V18. Er is niemand anders die Zijn volk zo hulp kan bieden als Hij. Vóór Zijn dood leidde Hij een volmaakt leven, waarin Hij alle beproevingen en verzoekingen leerde kennen die een mens kunnen overkomen. Er is geen lijden dat jij kunt meemaken, of Hij kent het (Js 63:9). Daardoor kan Hij met je mee lijden en je de nodige hulp geven. Die hulp heeft betrekking op de moeilijkheden die de trouwe gelovige ondervindt als hij de wil van God wil doen.
Geen gelovige redt het om op eigen kracht het einddoel te bereiken. Jij hebt hulp nodig, bijstand, medeleven, de voorbede van iemand die de gevaren van de reis kent én die heeft overwonnen. Het moet iemand zijn die in de zwaarste beproevingen heeft standgehouden en daardoor heeft geleden en daarom nu met anderen kan mee lijden. Die Iemand is de Heer Jezus.

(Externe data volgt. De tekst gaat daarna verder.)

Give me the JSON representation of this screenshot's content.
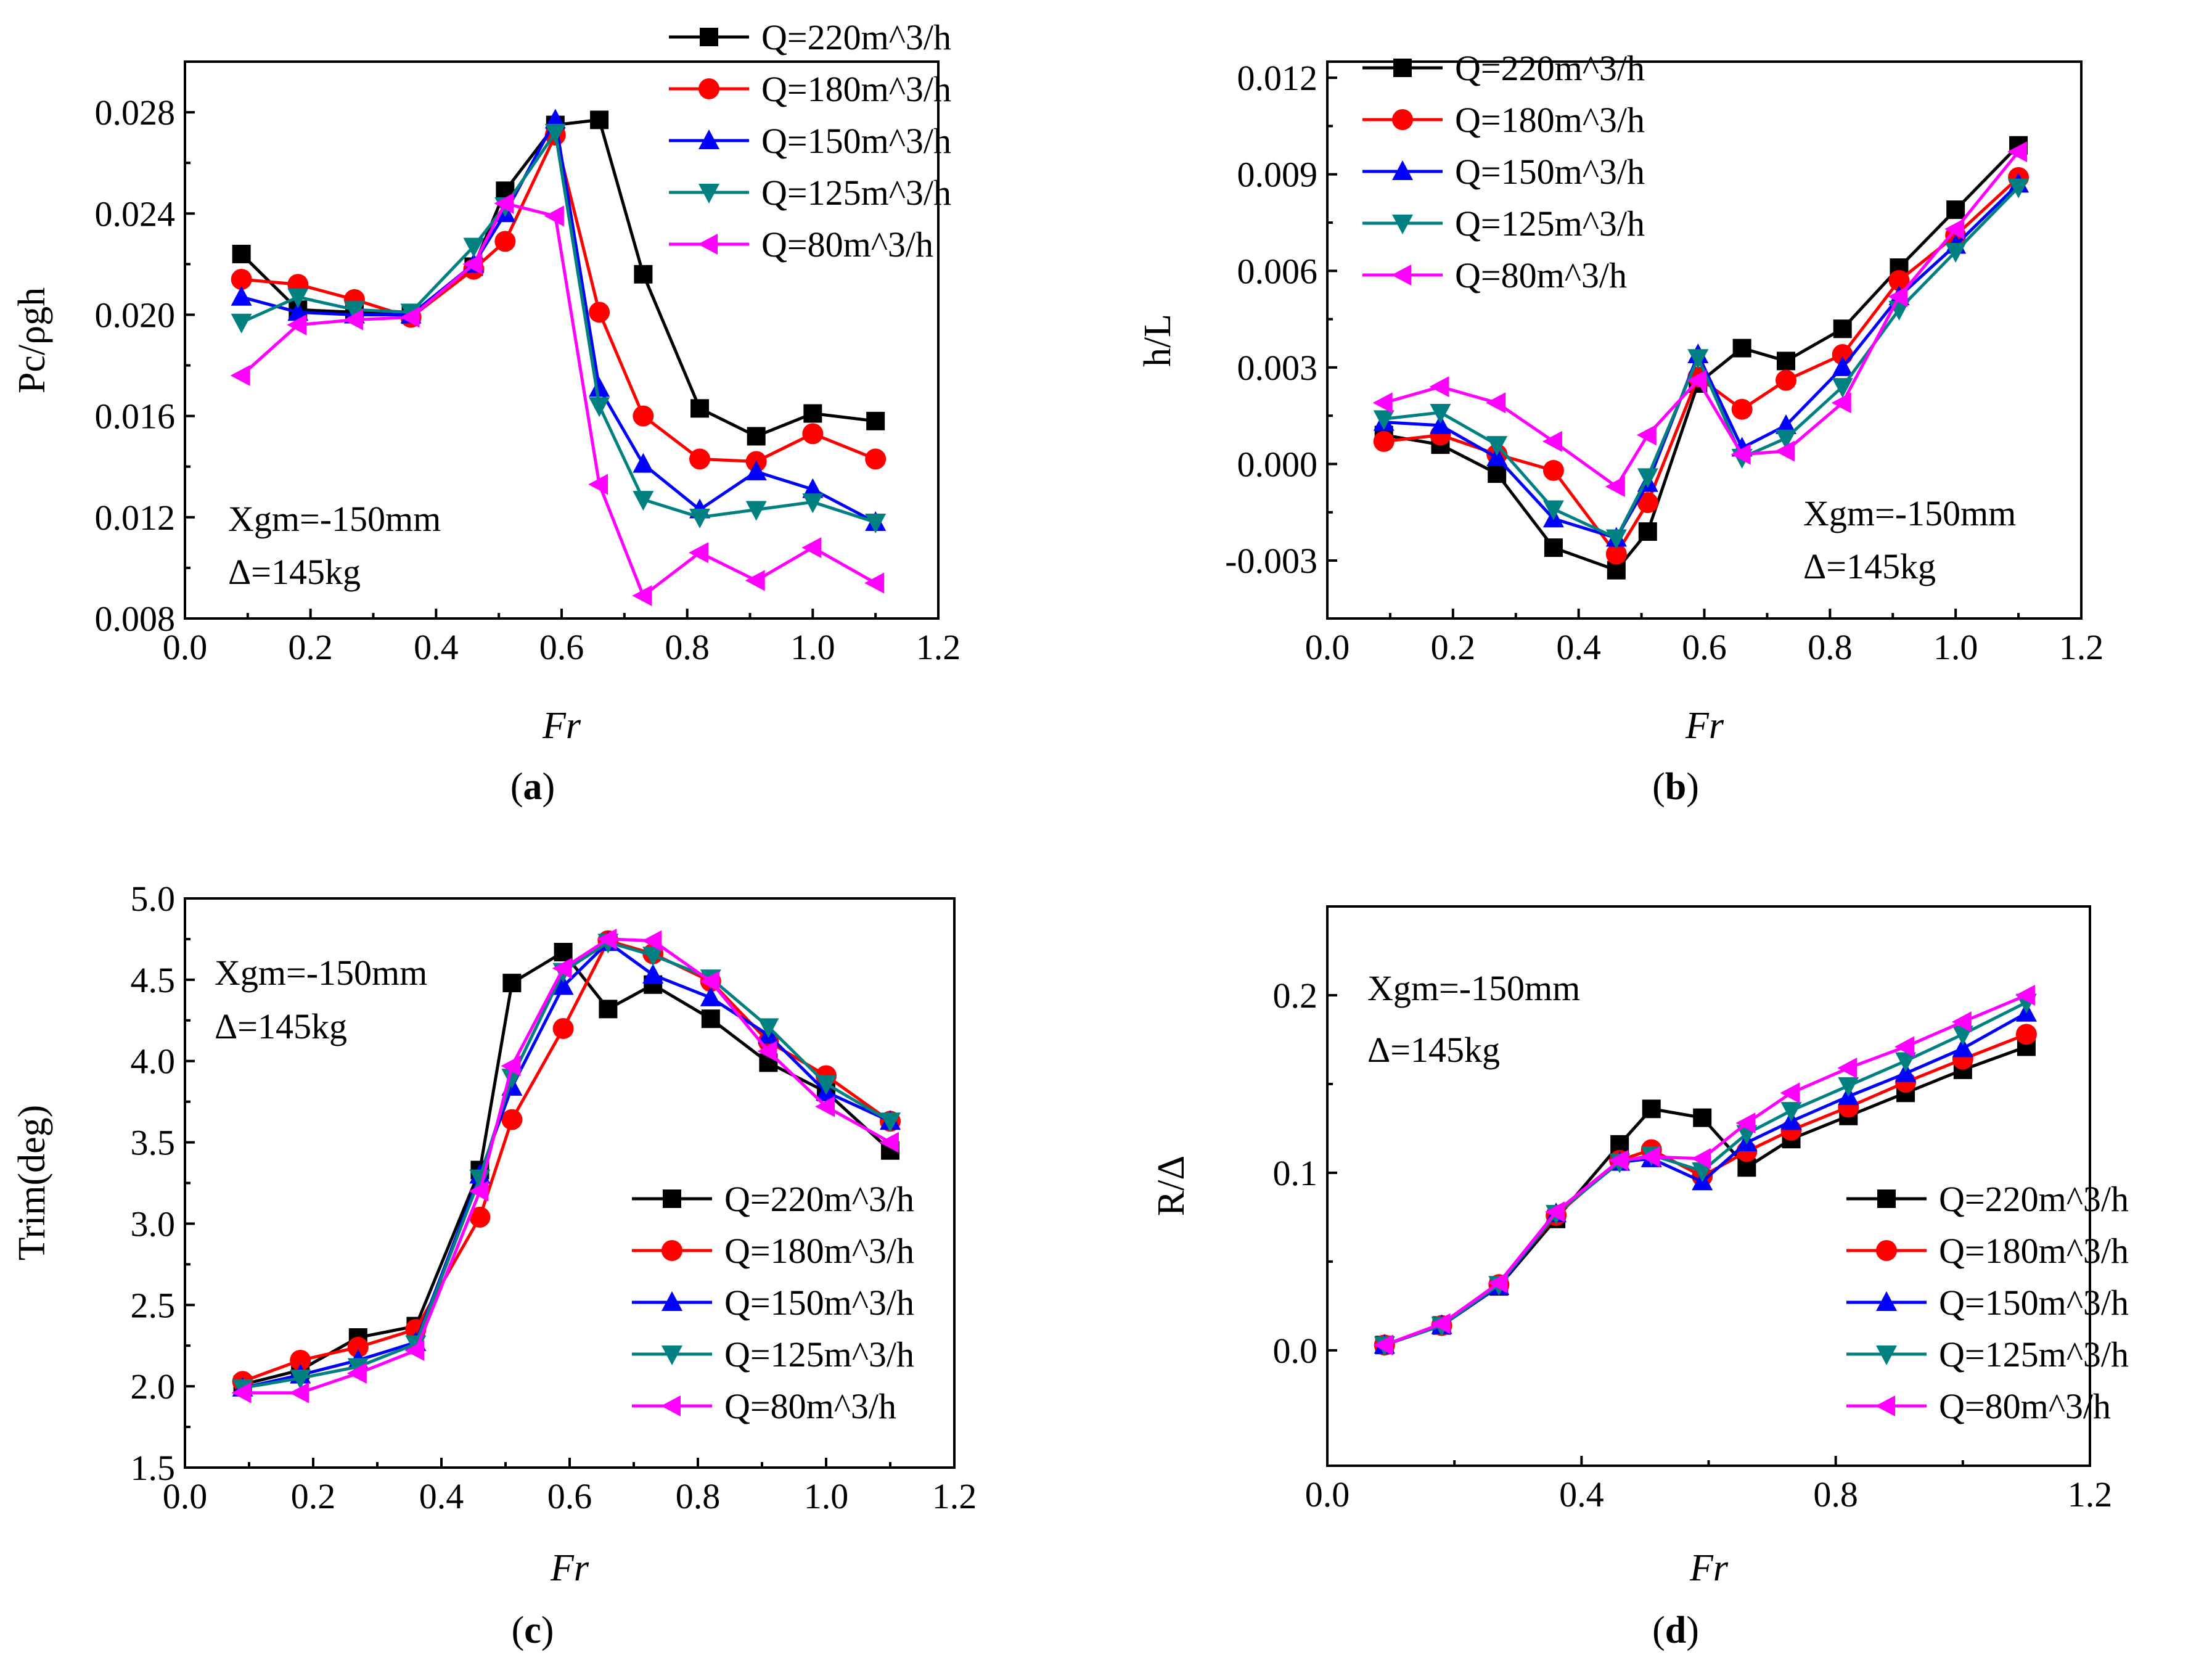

Hij heeft tijdens Zijn leven op aarde alle zwakheden – niet: zonden, want daarmee had Hij alleen te maken toen Hij aan het kruis hing en dan ook nog alleen in de drie uren van duisternis (1Pt 2:24a) – van het Mens zijn ervaren. Hij weet wat het is om een hulpeloze baby en een opgroeiend kind te zijn. Hij weet wat het is om jongvolwassen en volwassen te zijn. Hij weet wat het is om honger en dorst te hebben en vermoeid en verdrietig te zijn. Hij weet wat het is om onbegrepen, veracht, verworpen, miskend en gelasterd te worden. Hij weet wat het is om te lijden en te sterven. Alles heeft Hij ondergaan om nu voor jou Hogepriester te kunnen zijn in de hemel.
De verzoekingen van de Heer Jezus in de woestijn zijn hierbij een prachtig voorbeeld. Hij werd verzocht in de aardse dingen, in de wereldse dingen en in de godsdienstige dingen (Lk 4:1-12). Op alle verzoekingen die de duivel op Hem uitprobeerde, antwoordde Hij met Gods Woord. De Heer Jezus is als de Hogepriester in de hemel voor jou bezig om jou Gods Woord indachtig te maken als je met verzoekingen van de duivel te maken krijgt. Als je Gods Woord blijft aanhalen, gaat de duivel op de vlucht.
Lees nog eens Hebreeën 2:13-18.
Verwerking: Wat heeft de Heer Jezus allemaal gedaan om Hogepriester te kunnen zijn? Waarin is Hij voor jou Hogepriester?